I picked up a never summer sl in he size I wanted for $100 off from the one Ohio shop that carries the boards. That's about as good a deal as they come.


----------



## poutanen (Dec 22, 2011)

Yeah, right now. Everything I've picked up for hardgoods in the last few years has been 50% off at this time of year. You wait to long and somebody else will get your board. The local shop I used to go to people would camp out the night before the sale started!!! lol

Even now pickins are gettin slim! :laugh:


----------



## CheeseForSteeze (May 11, 2011)

Right now is the time. I know some board shops you might get 40 or 50% off now which is basically cost. During the fall they sometimes might only be marked down 20-30% because while being a season old, they are in season again.


----------



## handscreate (Jan 17, 2012)

poutanen said:


> Even now pickins are gettin slim! :laugh:


Pickins are slim even now because a lot of companies didn't produce as many boards for the 2011/2012 season as they did in previous years. I've heard from several people who are in the snow sports industry that Burton cut production by 60-70% this year, and other companies by as much as 50%. This is all hearsay, but looking at the limited selection I've seen this season in local shops, I'm inclined to believe this is very possible


----------



## poutanen (Dec 22, 2011)

handscreate said:


> Pickins are slim even now because a lot of companies didn't produce as many boards for the 2011/2012 season as they did in previous years. I've heard from several people who are in the snow sports industry that Burton cut production by 60-70% this year, and other companies by as much as 50%. This is all hearsay, but looking at the limited selection I've seen this season in local shops, I'm inclined to believe this is very possible


Actually I think it's been cut for a couple years now. I tried to find a 2011 T7 this fall and there were basically NONE. I called Burton directly, talked to their outlet stores, called all the stores in Canada that got them in the first place.
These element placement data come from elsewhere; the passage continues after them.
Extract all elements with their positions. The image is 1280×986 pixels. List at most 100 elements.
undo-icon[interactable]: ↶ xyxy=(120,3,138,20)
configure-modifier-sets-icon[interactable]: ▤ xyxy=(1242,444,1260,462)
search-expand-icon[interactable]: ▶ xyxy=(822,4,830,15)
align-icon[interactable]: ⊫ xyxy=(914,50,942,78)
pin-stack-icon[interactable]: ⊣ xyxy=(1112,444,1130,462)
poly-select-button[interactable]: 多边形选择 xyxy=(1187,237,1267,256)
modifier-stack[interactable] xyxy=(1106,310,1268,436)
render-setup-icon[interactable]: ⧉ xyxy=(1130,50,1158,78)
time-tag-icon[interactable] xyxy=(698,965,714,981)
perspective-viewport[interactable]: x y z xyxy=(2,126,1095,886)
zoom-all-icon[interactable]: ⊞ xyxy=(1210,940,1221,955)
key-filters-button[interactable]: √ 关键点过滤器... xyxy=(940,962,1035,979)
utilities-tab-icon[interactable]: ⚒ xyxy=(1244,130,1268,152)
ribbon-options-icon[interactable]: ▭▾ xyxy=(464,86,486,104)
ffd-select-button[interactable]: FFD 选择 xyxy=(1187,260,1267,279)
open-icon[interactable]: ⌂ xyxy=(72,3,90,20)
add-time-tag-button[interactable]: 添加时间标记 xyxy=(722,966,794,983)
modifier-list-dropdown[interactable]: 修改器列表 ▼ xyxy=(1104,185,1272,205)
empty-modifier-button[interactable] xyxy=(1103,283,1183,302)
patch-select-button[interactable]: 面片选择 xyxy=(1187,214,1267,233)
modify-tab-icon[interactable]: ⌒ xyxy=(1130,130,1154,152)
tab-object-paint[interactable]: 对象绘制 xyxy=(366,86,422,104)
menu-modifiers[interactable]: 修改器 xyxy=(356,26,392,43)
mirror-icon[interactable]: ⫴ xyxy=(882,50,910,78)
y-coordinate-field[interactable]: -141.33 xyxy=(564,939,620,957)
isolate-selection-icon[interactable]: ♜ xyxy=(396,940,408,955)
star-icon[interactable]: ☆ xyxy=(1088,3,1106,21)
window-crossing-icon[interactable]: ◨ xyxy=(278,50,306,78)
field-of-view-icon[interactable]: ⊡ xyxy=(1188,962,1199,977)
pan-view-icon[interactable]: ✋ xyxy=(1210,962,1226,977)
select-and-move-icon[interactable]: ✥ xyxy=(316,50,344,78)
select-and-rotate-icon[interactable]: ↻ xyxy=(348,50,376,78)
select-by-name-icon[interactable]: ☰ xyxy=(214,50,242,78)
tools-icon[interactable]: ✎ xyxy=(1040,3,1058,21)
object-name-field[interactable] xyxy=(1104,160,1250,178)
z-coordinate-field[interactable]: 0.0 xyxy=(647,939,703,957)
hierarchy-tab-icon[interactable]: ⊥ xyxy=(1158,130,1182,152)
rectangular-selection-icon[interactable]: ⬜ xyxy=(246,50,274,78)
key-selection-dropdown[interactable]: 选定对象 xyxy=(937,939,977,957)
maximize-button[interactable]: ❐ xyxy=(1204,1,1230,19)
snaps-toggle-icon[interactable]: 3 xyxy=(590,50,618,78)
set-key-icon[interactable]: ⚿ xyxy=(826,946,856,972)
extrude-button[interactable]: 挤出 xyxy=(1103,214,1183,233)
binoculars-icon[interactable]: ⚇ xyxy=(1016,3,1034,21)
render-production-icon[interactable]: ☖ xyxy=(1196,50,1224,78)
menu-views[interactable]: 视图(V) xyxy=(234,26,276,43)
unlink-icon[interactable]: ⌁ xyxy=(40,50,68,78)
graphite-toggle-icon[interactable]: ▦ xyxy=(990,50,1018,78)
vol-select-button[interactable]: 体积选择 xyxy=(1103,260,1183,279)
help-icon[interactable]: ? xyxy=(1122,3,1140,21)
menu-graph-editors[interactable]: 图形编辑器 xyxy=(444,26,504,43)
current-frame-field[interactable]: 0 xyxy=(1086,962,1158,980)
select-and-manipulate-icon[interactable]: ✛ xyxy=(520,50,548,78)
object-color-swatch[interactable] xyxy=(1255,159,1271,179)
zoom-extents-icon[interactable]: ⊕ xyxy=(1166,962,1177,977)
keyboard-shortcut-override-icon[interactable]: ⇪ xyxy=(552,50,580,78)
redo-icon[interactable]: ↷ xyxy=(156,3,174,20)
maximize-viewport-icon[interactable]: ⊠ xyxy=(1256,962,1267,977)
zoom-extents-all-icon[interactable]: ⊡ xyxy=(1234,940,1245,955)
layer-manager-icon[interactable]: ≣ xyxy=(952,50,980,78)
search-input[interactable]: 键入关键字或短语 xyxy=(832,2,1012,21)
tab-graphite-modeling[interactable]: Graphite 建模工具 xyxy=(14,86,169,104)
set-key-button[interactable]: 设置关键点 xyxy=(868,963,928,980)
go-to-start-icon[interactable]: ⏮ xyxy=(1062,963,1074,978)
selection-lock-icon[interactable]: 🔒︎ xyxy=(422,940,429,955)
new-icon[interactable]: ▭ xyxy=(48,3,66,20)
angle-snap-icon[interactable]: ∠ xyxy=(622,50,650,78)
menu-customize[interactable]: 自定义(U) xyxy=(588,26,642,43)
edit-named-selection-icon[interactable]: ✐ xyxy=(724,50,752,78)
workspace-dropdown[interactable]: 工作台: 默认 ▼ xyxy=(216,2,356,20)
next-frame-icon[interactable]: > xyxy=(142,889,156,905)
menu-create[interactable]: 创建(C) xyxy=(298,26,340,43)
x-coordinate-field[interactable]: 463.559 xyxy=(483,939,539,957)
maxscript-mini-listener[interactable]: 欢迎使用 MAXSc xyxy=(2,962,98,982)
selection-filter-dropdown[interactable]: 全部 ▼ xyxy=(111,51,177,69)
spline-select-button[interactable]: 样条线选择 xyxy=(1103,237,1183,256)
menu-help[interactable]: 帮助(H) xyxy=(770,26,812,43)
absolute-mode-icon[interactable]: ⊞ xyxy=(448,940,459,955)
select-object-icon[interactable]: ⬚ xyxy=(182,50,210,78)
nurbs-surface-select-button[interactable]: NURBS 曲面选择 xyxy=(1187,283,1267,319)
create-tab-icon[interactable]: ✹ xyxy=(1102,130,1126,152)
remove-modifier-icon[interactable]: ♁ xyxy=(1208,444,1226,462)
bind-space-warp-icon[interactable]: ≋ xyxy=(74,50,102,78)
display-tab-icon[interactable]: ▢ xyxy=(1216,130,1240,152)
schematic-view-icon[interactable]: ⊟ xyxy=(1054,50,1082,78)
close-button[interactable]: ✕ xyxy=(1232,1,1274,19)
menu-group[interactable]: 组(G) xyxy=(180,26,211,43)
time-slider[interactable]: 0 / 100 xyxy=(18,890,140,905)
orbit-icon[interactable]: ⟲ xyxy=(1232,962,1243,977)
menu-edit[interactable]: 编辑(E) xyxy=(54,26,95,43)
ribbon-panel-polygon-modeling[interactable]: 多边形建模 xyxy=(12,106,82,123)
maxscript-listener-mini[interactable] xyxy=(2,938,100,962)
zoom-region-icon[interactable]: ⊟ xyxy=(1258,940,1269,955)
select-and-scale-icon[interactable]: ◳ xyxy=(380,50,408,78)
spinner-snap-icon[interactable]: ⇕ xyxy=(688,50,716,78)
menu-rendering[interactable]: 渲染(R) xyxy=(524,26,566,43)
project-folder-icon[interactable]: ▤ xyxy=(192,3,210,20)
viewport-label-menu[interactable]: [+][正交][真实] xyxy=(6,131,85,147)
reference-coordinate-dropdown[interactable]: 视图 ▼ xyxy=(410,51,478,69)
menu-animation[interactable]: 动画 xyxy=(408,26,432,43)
Same thing with some of the Kesslers I've been looking at. They've sold out of my size AT FULL PRICE ($1500)!!! F%&^ THAT!!!


----------



## handscreate (Jan 17, 2012)

Certain models have been getting production cuts for years now. What I've heard is that these cuts are from previous years production #'s. So if Burton cut production on their entire line by 25% for 2010/2011 season, they've now cut those #'s by 60% for 2011/2012 ((Let's say 8000 boards in 2010 (from 10k in 2009), to 3500 boards in 2011 - these are NOT actual #'s, so please don't bash, it's hypothetical for mathematical reasons only)). Again, this is all hearsay from people I know deep in the industry & some guys at Burton my buddy knows. But yes, I think everyone has been cutting production down the past few years, and probably will continue to in order to keep retailers from ending up with a lot of overstock, preventing them from buying as much product the following season.


----------